Should we panic about Rio Olympics? Get real

Updated 2:51 PM EDT, Wed May 4, 2016

Story highlights

Amy Bass: Time to panic about Rio? Snafus in preparation and political chaos make it seem so

But Olympics are rarely free of big problems, she says

Bass: The Brazilians will be the ones left to clean up the mess afterward

Editor’s Note: Amy Bass, a professor of history at the College of New Rochelle, is the author of “Not the Triumph but the Struggle: The 1968 Olympics and the Making of the Black Athlete. As the supervisor of NBC’s Olympic Research Room, she is a veteran of eight Olympics, with an Emmy win in 2012. Follow her on Twitter @bassab1. The opinions expressed in this commentary are hers.

(CNN) —  

When is it time to panic about the Olympics?

It’s true, things are not pretty in Rio de Janeiro, even as the Olympic torch arrived Tuesday in Brazil, with three months until the opening ceremony of the Games.

There’s the raw sewage in Guanabara Bay, slated for sailing events. The doubts over whether the subway line connecting the Olympic venues will be finished in time. The horror of the collapse of a recently built $12 million seaside bike path (two dead, three injured), calling into question the integrity of the other structures the city has built for the Games – for which, by the way, ticket sales are still hovering at only about 62%.

Amy Bass
Rodney Bedsole
Amy Bass

But panic? Well, the Zika virus is spreading, with some delegations debuting “Zika-proof” uniforms. The city’s notorious crime rate looms large, and Amnesty International has called attention to the death toll from police crackdowns in the favelas, or shantytowns.
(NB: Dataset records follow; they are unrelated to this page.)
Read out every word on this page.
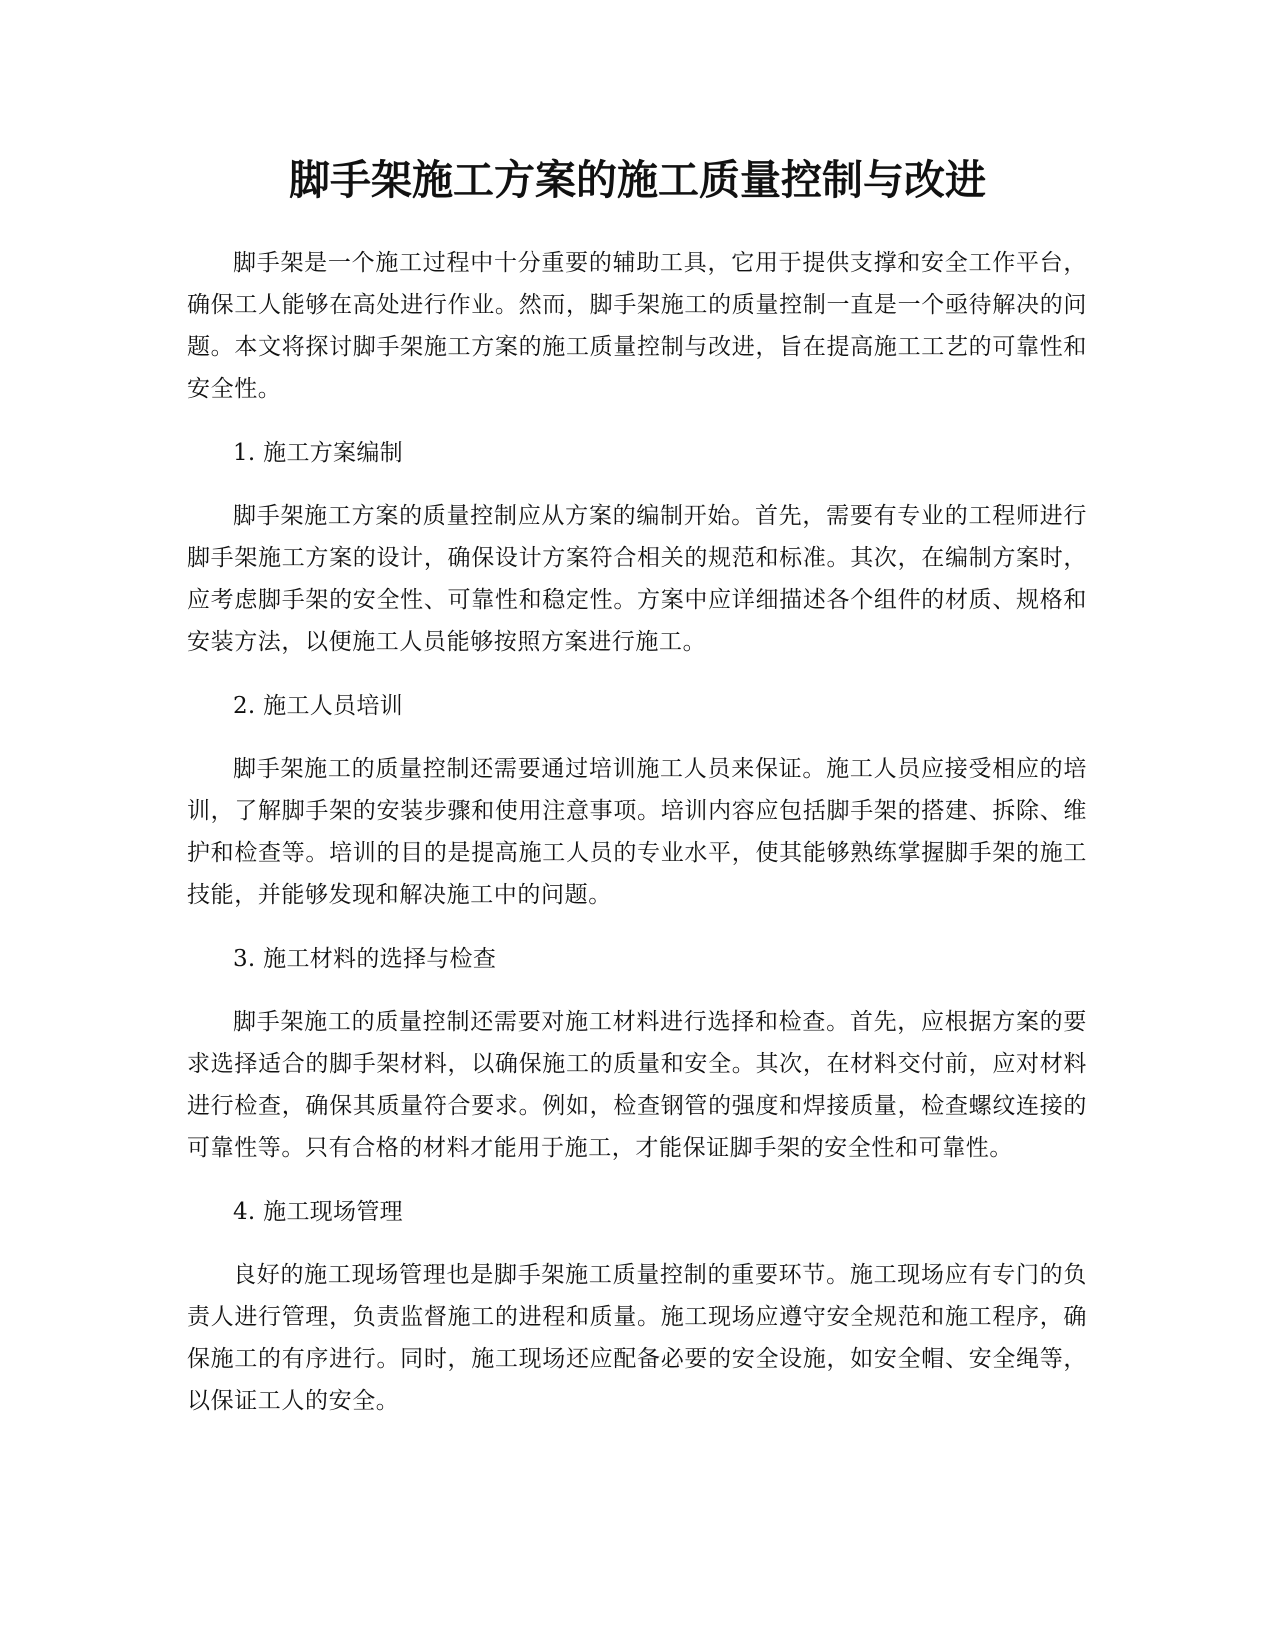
脚手架施工方案的施工质量控制与改进

脚手架是一个施工过程中十分重要的辅助工具，它用于提供支撑和安全工作平台，确保工人能够在高处进行作业。然而，脚手架施工的质量控制一直是一个亟待解决的问题。本文将探讨脚手架施工方案的施工质量控制与改进，旨在提高施工工艺的可靠性和安全性。

1. 施工方案编制

脚手架施工方案的质量控制应从方案的编制开始。首先，需要有专业的工程师进行脚手架施工方案的设计，确保设计方案符合相关的规范和标准。其次，在编制方案时，应考虑脚手架的安全性、可靠性和稳定性。方案中应详细描述各个组件的材质、规格和安装方法，以便施工人员能够按照方案进行施工。

2. 施工人员培训

脚手架施工的质量控制还需要通过培训施工人员来保证。施工人员应接受相应的培训，了解脚手架的安装步骤和使用注意事项。培训内容应包括脚手架的搭建、拆除、维护和检查等。培训的目的是提高施工人员的专业水平，使其能够熟练掌握脚手架的施工技能，并能够发现和解决施工中的问题。

3. 施工材料的选择与检查

脚手架施工的质量控制还需要对施工材料进行选择和检查。首先，应根据方案的要求选择适合的脚手架材料，以确保施工的质量和安全。其次，在材料交付前，应对材料进行检查，确保其质量符合要求。例如，检查钢管的强度和焊接质量，检查螺纹连接的可靠性等。只有合格的材料才能用于施工，才能保证脚手架的安全性和可靠性。

4. 施工现场管理

良好的施工现场管理也是脚手架施工质量控制的重要环节。施工现场应有专门的负责人进行管理，负责监督施工的进程和质量。施工现场应遵守安全规范和施工程序，确保施工的有序进行。同时，施工现场还应配备必要的安全设施，如安全帽、安全绳等，以保证工人的安全。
All this while the country remains embroiled in economic recession, a corruption scandal and political drama, most notably impeachment proceedings against President Dilma Rousseff.

But let’s pause a moment.

It has become tradition to sound alarm bells in the months leading up to an Olympic Games. Before the last go-round, Sochi for example, cries of crisis came often: Venues built on protected lands. Swollen budgets tied to crime syndicates. Illegal dumping and contaminated water. Anti-gay legislation and hate crimes. Pussy Riot. And stray dogs, everywhere.

But good luck finding an example of a truly noble Olympics. Politics take a toll because the Olympics are never free and clear of their political moment.
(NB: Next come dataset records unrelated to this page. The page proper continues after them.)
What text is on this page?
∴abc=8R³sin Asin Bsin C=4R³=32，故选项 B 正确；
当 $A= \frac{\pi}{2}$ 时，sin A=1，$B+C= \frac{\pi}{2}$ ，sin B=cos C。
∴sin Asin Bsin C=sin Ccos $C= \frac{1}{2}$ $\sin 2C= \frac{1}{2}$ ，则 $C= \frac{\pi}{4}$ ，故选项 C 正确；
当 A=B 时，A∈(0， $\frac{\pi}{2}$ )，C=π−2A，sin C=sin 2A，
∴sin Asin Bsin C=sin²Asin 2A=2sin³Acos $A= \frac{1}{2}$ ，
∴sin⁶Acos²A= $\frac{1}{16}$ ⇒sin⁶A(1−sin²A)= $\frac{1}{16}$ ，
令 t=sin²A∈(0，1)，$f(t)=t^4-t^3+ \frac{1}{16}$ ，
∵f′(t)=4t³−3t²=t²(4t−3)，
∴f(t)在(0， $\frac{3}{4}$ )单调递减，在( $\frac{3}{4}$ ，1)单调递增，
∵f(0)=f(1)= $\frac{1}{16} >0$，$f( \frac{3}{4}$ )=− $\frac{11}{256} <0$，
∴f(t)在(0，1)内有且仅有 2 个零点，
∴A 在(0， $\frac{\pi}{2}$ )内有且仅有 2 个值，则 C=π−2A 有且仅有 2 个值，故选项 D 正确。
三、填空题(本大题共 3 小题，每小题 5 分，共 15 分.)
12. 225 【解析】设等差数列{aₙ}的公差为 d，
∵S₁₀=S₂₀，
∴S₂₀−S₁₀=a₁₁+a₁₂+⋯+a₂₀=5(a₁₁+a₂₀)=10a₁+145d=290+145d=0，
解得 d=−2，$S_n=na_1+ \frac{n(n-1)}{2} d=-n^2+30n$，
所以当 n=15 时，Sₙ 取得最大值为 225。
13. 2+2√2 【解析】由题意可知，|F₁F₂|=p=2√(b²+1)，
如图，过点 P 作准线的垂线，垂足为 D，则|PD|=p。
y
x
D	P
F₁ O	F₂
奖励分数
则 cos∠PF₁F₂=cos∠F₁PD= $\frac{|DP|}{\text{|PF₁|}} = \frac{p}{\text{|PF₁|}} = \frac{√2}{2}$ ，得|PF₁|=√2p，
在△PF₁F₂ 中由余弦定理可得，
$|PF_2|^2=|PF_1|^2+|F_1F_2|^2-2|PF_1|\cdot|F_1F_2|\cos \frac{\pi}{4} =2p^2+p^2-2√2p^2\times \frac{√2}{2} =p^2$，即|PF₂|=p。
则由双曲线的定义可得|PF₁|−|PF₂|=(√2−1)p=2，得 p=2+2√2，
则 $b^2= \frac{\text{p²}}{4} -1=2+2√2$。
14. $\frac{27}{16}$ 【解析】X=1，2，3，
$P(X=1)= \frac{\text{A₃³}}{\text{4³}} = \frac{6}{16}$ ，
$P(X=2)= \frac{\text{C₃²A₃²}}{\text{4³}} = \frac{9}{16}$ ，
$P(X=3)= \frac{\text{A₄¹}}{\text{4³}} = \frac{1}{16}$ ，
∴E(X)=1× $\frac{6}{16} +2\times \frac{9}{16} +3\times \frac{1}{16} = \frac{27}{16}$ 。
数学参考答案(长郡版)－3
Berlin, of course, stands out because, well, Hitler. In 1956, teams such as Egypt and Lebanon boycotted the Olympics in Melbourne because of the Suez Crisis, while an already rough water polo match between two political foes – it was famously dubbed “Blood in the Water” – got ugly when Soviet Valentin Prokopov punched Hungarian Ervin Zador. (The latter’s team won 4-0.)
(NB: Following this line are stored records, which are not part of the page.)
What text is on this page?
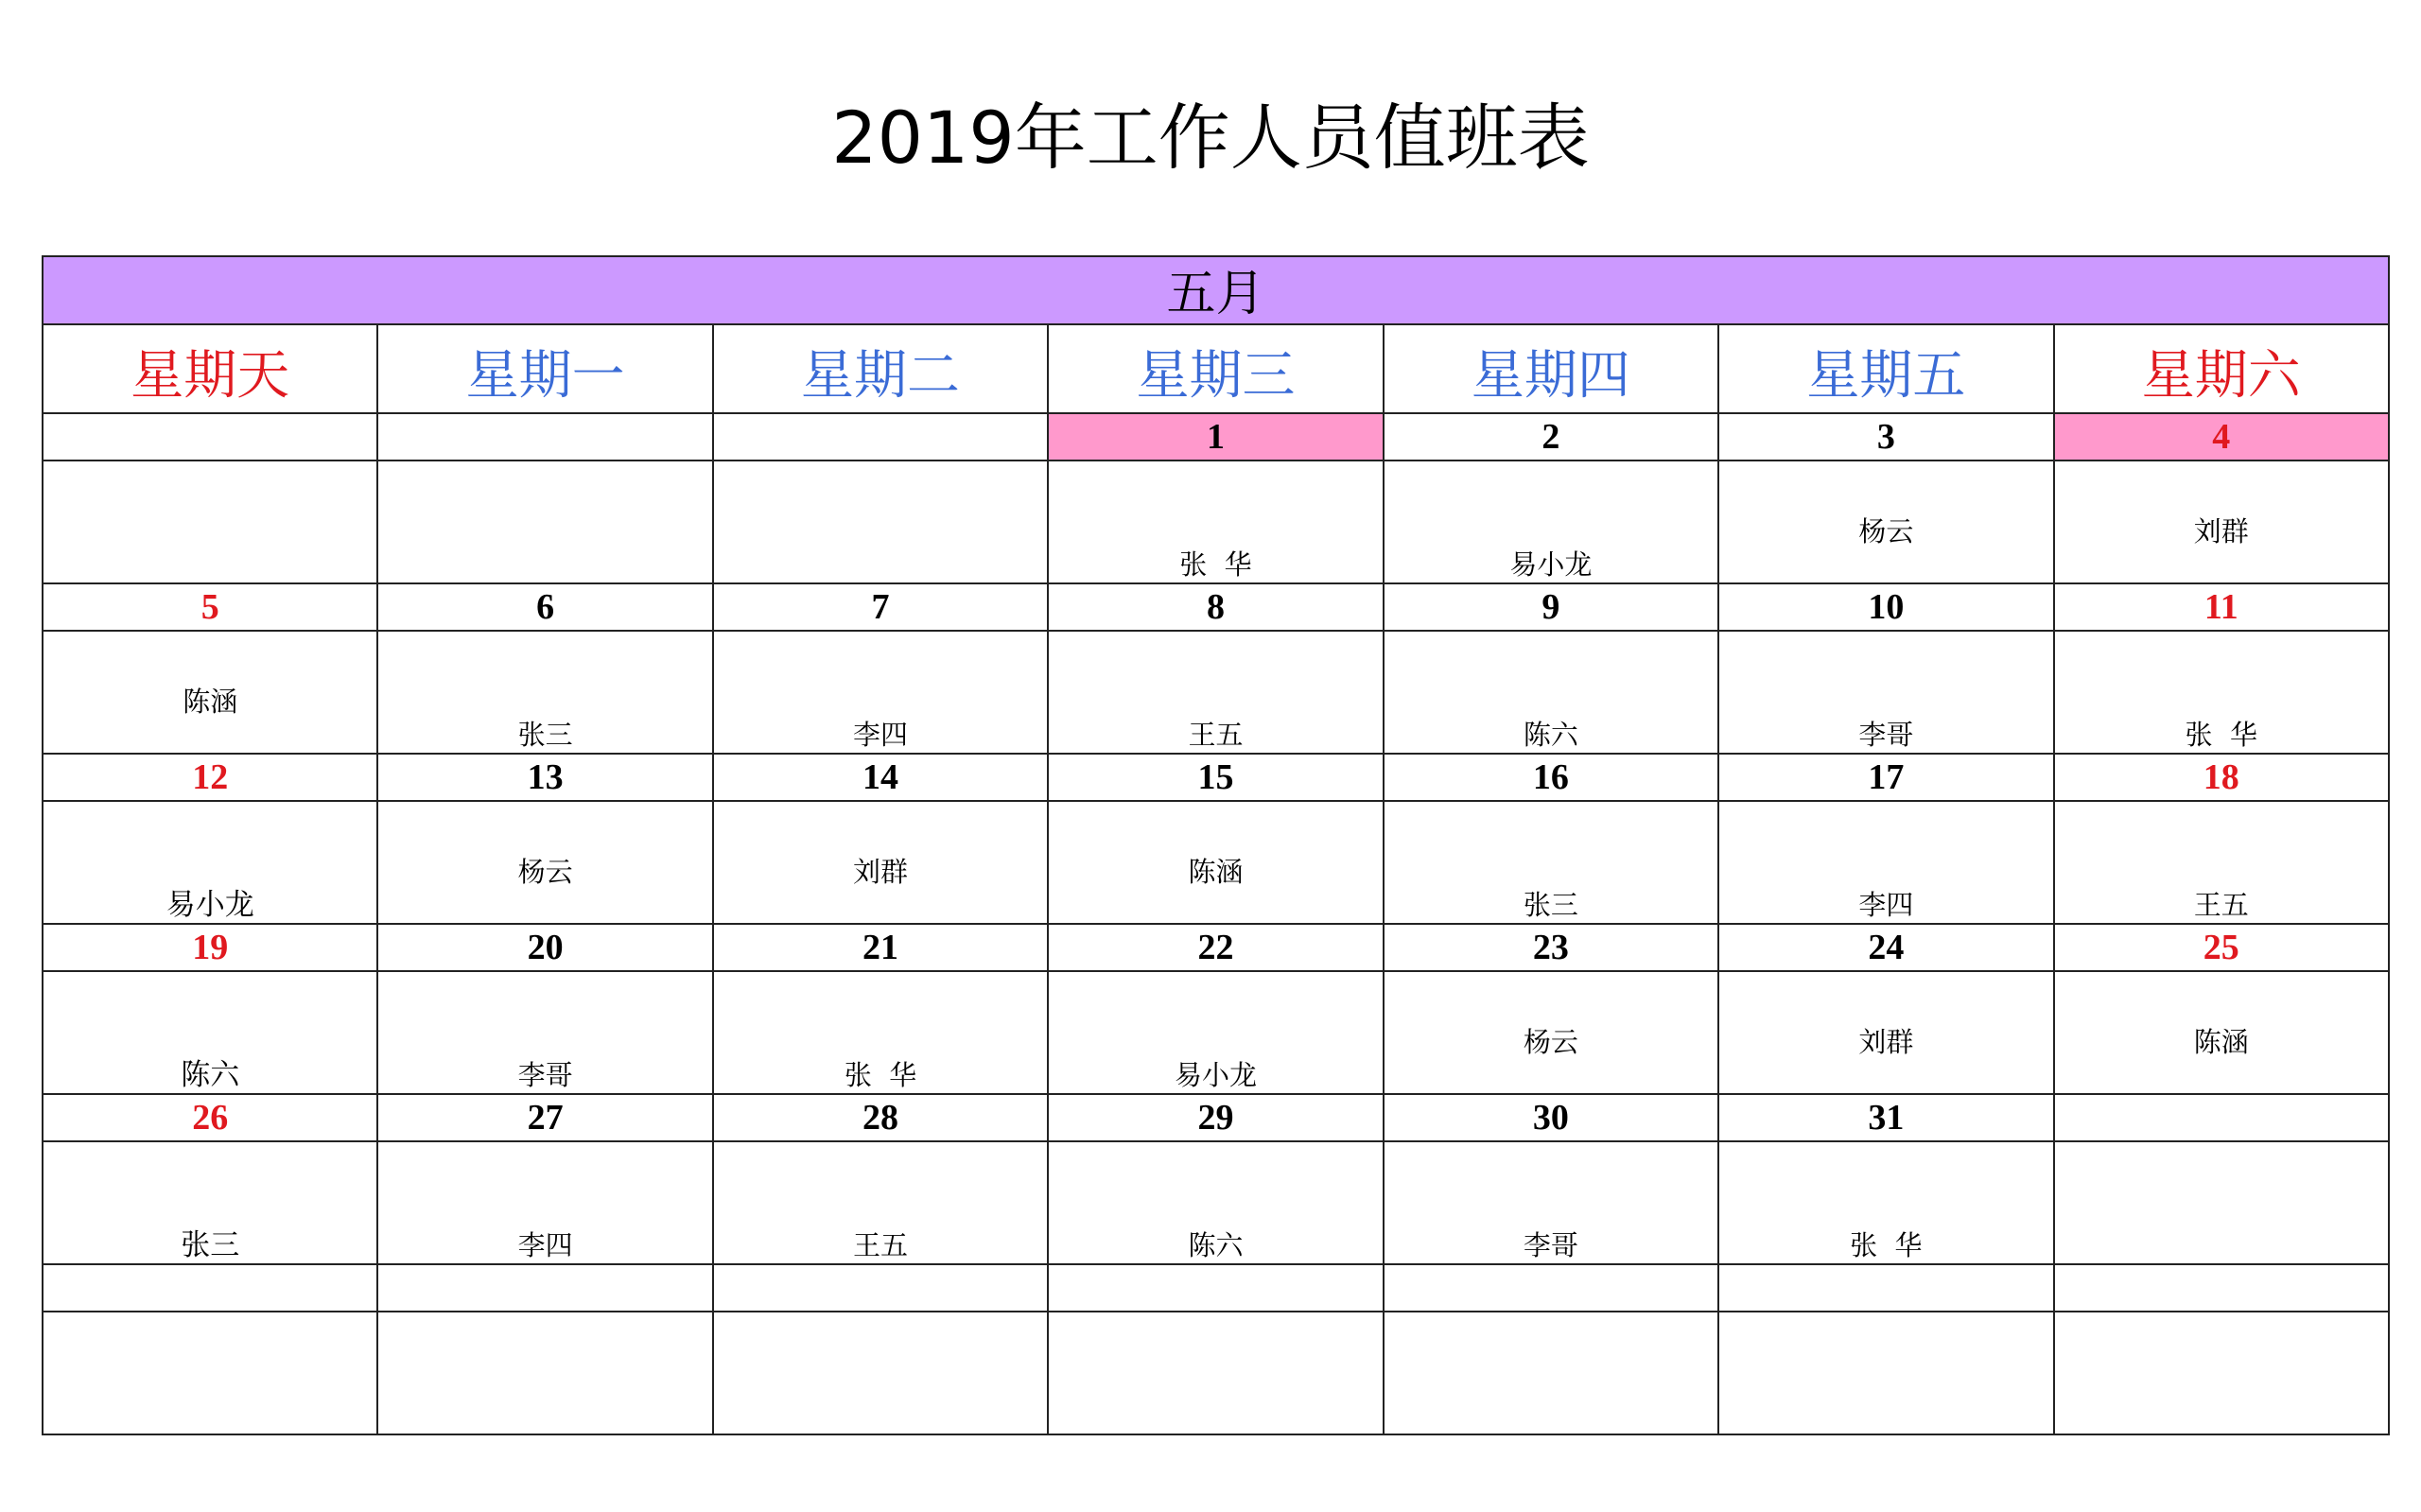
2019年工作人员值班表
五月						
星期天	星期一	星期二	星期三	星期四	星期五	星期六
			1	2	3	4

			张  华	易小龙	杨云	刘群

5	6	7	8	9	10	11

陈涵	张三	李四	王五	陈六	李哥	张  华

12	13	14	15	16	17	18

易小龙	杨云	刘群	陈涵	张三	李四	王五

19	20	21	22	23	24	25

陈六	李哥	张  华	易小龙	杨云	刘群	陈涵

26	27	28	29	30	31	

张三	李四	王五	陈六	李哥	张  华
In 1980, more than 60 national delegations, including the United States, stayed home to protest the Soviet Union’s invasion of Afghanistan, a favor the Soviets – and 14 of their closest friends – returned four years later at the Los Angeles Olympics.

But boycotts aren’t the only kinds of Olympic crisis. In Munich in 1972, after terrorists killed 11 Israeli athletes, International Olympic Committee President Avery Brundage declared, “The Games must go on”; he was trying to strike some sort of impossible balance between tragedy and sport. Montreal, which had its own share of boycotts in 1976, had to deal with decades of debt and a stadium with a balky retractable roof.

As with Sochi, human rights issues have dotted the Olympic landscape. In 1996, Atlanta had to grapple with the Confederate symbolism embedded in the Georgia state flag, while its archery venue sat on the birthplace of the modern Ku Klux Klan and featured a bas-relief sculpture of Jefferson Davis, Robert E. Lee and “Stonewall” Jackson.